Guest star Jewell Lain does a lot of overacting as Marge Singleton, while Charles Maxwell is a bit overdone in his role of Marge’s husband, Jerry Singleton.  He’s an ex-con who doesn’t want his past revealed to neighbors and his employer.

Unfortunately, Jerry’s being blackmailed by a nasty man named Nathan Coley (Robert Nash).  Part of the problem here is that the roles are very stereotypical with nothing special to set them apart from every other blackmailer and ex-con role out there.

Ultimately, Jerry and Coley get into a fight in the Singleton’s home and Coley dies.  Now this whole bit seems weird to be.  Marge acts like it is an everyday occurrence, in fact.
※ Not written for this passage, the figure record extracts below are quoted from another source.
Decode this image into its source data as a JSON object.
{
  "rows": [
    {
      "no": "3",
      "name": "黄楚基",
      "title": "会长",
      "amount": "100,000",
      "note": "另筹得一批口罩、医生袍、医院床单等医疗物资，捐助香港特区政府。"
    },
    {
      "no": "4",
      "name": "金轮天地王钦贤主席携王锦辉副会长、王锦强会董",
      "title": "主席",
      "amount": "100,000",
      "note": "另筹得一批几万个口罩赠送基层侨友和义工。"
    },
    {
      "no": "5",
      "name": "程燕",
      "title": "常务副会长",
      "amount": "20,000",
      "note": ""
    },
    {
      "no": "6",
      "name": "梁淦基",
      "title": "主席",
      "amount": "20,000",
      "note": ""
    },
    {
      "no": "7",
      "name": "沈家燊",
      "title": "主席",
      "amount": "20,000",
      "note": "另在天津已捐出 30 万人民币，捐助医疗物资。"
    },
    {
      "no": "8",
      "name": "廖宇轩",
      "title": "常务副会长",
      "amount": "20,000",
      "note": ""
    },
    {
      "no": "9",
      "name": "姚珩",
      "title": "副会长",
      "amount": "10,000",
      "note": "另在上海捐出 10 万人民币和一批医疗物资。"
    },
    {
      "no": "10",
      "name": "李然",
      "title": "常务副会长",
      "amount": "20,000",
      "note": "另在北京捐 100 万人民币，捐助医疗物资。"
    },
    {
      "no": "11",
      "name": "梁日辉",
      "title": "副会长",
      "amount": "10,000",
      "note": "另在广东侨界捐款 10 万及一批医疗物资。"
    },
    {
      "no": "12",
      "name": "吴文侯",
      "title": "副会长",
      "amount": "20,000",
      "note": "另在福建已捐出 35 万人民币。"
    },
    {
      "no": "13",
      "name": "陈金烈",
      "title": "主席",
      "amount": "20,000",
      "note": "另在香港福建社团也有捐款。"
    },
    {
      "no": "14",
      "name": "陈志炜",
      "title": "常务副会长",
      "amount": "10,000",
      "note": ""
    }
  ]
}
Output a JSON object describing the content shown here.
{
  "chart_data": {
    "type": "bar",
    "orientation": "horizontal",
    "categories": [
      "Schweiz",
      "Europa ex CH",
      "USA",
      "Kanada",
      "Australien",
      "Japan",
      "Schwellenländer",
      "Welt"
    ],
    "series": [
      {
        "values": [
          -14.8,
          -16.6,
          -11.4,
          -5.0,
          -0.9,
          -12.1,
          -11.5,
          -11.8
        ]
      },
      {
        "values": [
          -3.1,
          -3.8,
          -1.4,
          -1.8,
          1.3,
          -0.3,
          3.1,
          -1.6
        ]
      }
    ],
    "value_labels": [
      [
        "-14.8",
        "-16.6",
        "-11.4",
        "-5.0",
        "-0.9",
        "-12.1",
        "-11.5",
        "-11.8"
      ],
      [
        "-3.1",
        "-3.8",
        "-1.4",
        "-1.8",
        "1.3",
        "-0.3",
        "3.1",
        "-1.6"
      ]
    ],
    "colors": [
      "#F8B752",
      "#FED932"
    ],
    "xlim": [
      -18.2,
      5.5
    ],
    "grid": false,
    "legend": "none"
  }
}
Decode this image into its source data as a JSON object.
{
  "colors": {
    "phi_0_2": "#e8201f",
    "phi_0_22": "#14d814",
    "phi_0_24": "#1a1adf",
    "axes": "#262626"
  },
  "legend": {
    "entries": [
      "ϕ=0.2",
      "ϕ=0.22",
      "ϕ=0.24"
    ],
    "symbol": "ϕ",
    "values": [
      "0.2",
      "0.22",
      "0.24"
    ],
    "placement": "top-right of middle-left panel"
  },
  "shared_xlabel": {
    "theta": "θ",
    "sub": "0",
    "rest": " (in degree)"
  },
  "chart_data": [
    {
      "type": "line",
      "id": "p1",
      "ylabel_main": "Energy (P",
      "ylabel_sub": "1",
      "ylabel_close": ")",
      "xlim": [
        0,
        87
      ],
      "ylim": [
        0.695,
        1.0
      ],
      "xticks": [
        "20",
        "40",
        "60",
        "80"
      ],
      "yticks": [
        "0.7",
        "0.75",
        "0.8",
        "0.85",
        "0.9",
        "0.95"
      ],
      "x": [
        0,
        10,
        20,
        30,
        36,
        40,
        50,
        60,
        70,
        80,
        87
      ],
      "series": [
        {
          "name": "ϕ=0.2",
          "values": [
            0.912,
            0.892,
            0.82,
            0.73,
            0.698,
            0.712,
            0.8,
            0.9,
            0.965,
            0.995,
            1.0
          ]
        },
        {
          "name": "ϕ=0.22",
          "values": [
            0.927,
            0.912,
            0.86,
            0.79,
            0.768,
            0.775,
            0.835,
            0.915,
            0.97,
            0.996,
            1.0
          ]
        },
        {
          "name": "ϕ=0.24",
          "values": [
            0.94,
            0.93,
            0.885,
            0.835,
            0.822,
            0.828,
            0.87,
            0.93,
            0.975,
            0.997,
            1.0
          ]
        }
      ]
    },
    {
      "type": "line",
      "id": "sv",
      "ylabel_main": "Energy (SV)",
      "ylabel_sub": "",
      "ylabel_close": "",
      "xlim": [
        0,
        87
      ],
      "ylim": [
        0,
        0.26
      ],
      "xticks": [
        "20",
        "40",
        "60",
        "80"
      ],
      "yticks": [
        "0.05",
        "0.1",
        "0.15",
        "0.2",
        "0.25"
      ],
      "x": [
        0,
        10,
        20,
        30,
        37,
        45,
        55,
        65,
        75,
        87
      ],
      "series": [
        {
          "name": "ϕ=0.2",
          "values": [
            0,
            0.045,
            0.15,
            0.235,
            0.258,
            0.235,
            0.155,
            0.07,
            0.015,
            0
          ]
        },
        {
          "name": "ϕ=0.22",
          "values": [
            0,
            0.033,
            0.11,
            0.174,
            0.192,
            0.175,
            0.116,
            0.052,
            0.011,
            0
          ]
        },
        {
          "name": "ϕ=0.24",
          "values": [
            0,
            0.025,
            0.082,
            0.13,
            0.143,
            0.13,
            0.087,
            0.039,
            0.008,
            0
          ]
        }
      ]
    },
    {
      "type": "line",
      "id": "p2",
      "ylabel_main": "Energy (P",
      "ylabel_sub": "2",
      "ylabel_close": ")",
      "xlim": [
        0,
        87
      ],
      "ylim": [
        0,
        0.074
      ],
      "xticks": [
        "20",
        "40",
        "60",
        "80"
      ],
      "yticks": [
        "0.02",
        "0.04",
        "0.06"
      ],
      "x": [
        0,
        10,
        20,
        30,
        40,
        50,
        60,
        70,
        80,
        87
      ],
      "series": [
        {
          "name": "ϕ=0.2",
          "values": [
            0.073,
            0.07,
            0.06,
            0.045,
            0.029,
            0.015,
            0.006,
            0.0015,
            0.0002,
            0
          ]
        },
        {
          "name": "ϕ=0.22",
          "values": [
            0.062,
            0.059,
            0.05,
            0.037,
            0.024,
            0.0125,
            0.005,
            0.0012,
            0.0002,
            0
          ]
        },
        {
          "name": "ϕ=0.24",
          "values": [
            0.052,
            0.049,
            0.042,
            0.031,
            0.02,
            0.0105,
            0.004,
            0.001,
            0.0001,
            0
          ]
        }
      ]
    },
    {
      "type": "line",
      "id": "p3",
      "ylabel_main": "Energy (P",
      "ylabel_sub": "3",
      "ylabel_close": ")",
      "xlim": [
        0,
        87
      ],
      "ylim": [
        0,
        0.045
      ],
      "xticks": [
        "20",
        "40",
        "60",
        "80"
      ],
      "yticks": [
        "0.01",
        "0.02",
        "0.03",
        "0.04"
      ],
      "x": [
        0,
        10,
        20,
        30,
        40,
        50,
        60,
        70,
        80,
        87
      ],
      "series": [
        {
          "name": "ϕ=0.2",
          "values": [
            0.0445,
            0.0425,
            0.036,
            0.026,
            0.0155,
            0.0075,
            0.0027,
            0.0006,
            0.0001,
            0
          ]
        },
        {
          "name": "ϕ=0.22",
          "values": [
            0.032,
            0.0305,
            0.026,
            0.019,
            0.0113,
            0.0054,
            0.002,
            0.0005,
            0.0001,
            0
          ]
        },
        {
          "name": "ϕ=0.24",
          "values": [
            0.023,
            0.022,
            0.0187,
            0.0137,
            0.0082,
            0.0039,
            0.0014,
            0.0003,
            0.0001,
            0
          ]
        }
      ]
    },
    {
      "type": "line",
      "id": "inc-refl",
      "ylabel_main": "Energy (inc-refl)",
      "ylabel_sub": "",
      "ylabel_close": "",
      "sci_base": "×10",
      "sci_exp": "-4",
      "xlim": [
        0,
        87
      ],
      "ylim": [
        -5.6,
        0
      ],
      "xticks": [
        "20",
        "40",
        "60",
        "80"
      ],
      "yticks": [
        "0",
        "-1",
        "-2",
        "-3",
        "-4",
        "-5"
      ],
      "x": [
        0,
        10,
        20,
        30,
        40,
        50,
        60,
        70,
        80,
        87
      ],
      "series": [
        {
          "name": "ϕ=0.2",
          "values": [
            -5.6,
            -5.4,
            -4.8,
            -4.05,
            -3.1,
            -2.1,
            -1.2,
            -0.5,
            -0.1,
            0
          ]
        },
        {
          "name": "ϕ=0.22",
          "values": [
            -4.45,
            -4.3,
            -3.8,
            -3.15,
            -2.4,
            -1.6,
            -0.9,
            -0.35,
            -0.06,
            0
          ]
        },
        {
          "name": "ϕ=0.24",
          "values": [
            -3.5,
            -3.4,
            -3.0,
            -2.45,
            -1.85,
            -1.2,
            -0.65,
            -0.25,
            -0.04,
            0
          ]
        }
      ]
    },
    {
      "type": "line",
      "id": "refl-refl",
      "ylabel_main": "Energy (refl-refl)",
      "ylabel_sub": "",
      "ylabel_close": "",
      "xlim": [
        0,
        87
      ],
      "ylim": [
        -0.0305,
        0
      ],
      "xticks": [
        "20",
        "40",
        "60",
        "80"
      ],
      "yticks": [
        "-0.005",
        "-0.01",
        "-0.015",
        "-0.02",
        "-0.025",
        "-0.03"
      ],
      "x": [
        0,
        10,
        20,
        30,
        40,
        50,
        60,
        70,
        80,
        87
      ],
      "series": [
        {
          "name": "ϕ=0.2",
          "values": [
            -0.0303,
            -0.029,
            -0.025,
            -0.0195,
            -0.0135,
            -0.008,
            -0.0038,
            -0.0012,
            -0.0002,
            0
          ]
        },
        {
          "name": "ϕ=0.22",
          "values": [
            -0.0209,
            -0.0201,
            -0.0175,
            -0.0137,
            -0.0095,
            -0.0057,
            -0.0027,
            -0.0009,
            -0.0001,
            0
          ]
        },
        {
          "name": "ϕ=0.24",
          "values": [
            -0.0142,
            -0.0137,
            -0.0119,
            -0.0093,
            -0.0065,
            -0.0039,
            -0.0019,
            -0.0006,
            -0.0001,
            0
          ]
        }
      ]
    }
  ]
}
After her husband leaves, intending on fleeing the area for fear of being accused of murder, she calmly calls the police.  The whole thing just didn’t work.

The choreography of the big fight scene was poorly done.  The early days of TV just didn’t have the best stunt work in some of these shows.  Highway Patrol suffered badly in stunt work and staging.  This pertains to the kill scene and the final scene.  However, it’s the writing that really did this episode in.

We have a scene with Jerry up in the mountains and the police and his wife not all that far away.  All of a sudden, on her own, Marge tells her husband to fire two shots into the air and throw down his gun.  Now where would she come up with something like that?

Then when it’s over, the police chief tells the woman that Jerry is going to be all right and that he’s just lost a lot of blood.  There’s no ambulance; they are outside of town; and they make the guy walk down the hill to the car.  Okay — he’s lost a lot of blood, and all this is happening, but he’ll be fine?  It was bad writing.

That’s what ruined this episode even more than the so-so acting: a poor script.